Tuesday, July 24, 2007

Sometimes we can only try to make sense of lonely.

I finally finished Miranda July's No One Belongs Here More Than You today. I like the collection a lot. It's got a very unique voice, and yet it feels comfortable, like someone talking to a friend. The stories are all stories filled with loneliness, and the sort of odd, quirky ways in which this loneliness manifests itself in people, how they deal with it. It's all about different people who find themselves trying very hard to connect, but the stories are imbued with that feeling of something missing and a longing to fill that space.

Her voice is consistent through all the stories, which actually makes it difficult to distinguish one from the other. Even though the characters are all different characters, the consistent voice makes it seem like it's all one person. Maybe even incarnations of the same person (Miranda July herself, maybe?).

The stories are funny, awkward, sometimes even uncomfortable and strange, but the characters, no matter what kind of weird things they do, always seem very very human.

I read most of the stories about a month ago now, so I won't be any good at reviewing any of them, but today, I finished up "Mon Plaisir" and "How to Tell Stories to Children", both which I really really enjoyed.

"Mon Plaisir" is about a couple who have drifted apart, consumed by their own lives in a way, and they go to be extras in a film. It's during this time of being extras, that they find that everything they've lost in their relationship comes naturally to them - but only when the cameras are rolling. They act the part well, but as soon as the director shouts "cut", the magic disappears. I liked the conception of this story, for that irony of being able to only be themselves when it's just acting, for being able to catch a glimpse of what it should have been. And offset, they finally see that they've completely lost everything in each other.

"How to Tell Stories to Children" follows a relationship between a woman and the daughter of her friends. Again, this is filled with this sort of aching love, and the strange way in which they all cope with their relationships with each other.

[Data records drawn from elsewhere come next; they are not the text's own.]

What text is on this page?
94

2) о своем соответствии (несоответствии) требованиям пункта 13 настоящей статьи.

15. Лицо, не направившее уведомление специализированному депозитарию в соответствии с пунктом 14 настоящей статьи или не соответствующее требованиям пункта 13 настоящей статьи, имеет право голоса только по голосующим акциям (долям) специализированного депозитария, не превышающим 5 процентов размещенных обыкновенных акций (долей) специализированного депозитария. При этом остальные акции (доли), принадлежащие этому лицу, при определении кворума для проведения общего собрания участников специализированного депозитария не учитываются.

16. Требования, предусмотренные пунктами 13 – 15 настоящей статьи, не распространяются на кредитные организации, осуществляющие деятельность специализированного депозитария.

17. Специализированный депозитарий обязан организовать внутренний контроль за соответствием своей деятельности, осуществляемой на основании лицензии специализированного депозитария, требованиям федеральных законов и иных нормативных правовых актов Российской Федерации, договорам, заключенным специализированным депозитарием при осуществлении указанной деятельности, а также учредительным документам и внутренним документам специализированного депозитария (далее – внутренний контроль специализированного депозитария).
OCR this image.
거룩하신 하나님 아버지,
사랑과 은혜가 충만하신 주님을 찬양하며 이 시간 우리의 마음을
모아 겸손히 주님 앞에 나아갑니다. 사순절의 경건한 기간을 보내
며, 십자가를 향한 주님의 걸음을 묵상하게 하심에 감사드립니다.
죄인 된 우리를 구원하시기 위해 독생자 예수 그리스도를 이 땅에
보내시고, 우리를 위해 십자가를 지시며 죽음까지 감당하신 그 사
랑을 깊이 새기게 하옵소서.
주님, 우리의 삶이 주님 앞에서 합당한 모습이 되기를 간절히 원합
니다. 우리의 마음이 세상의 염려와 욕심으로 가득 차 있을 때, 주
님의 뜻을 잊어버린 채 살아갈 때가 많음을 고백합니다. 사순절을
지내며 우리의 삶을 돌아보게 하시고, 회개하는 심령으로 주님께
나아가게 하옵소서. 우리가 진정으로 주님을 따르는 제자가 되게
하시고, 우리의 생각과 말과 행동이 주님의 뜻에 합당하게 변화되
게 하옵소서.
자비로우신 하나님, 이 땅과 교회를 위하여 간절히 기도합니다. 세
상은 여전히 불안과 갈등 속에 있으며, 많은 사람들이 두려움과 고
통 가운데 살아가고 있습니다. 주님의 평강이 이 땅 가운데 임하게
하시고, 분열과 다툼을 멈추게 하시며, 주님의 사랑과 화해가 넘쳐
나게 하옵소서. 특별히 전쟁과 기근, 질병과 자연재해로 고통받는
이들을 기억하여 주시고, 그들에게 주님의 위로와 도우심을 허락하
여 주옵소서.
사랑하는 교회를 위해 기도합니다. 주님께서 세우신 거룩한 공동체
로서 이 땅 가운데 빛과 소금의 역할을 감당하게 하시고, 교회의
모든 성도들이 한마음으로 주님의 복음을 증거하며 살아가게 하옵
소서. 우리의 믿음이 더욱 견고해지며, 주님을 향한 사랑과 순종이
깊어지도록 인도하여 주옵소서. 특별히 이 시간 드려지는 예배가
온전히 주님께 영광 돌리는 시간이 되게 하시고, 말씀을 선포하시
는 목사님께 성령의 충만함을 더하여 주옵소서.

I think what is great about these stories is that so often in these stories, people are doing things for no good reason. Inexplicable. And yet, you get that deep down, there's the root of it, this sense of longing, trying to make up for it, trying to touch some one, somehow making things fit and belong.

What it is - humans do strange things. There's often no reason behind the things we do. But it seems to me that she believes as I do, that loneliness is one of those worst things that can happen. And we try so hard to avoid it, and yet we all feel it. So much humanity in these flawed, confused people, as the world happens to them and things fall apart - it's everyday life, and yet these people are doing their best to stay afloat in this world that often times holds no logic.

7 drops:

moonrat said...

do you think a debut novel can survive if it doesnt have, say, a plot?

i know this isn't directly related, but...

angelle said...

no. not unless, say, the whole POINT of it is it's aimlessness. like if the author is making some profound statement about the banality of life or something. but then it would have to be executed exceedingly well and written with a really unique voice. like it has to be incredibly beautiful or really funny and snarky and makes us willing to sorta just read 300 pages of pointlessness. that's tall order. most authors can hide behind a good plot if their writing is subpar, but i think the reverse is much harder to pull off.

i mean, in all seriousness. who the hell wants to read a book without a plot? i'm having trouble slogging through henry miller right now bc i still haven't yet arrived at his plot yet (i'm starting to suspect there isn't any, and it's just an entire book where he complains about how he's poor and hungry and in how many different ways can he describe female body parts and sex).


angelle said...

and you could argue many people love miller and that's all good and dandy, but these days i think there's a lot of things you can't get away with that you used to be able to. (even if everyone recognized austen now, i still think austen would have a hard time winning over agents with her openings these days)

moonrat said...

exactly. i agree.

now if only debut writers would stop sending me their think pieces.

moonrat said...

pho, pho pho pho pho

angelle said...

don't forget the thai iced tea.

orientalcracker said...

obviously i'm totally reading like a month's worth of posts in one hour.

anyway, it occurred to me that if i ever sent moonrat a ms, she'd throw it in the trash and never even send me a form rejection letter. it's a good thing i stopped this whole "writing" nonsense.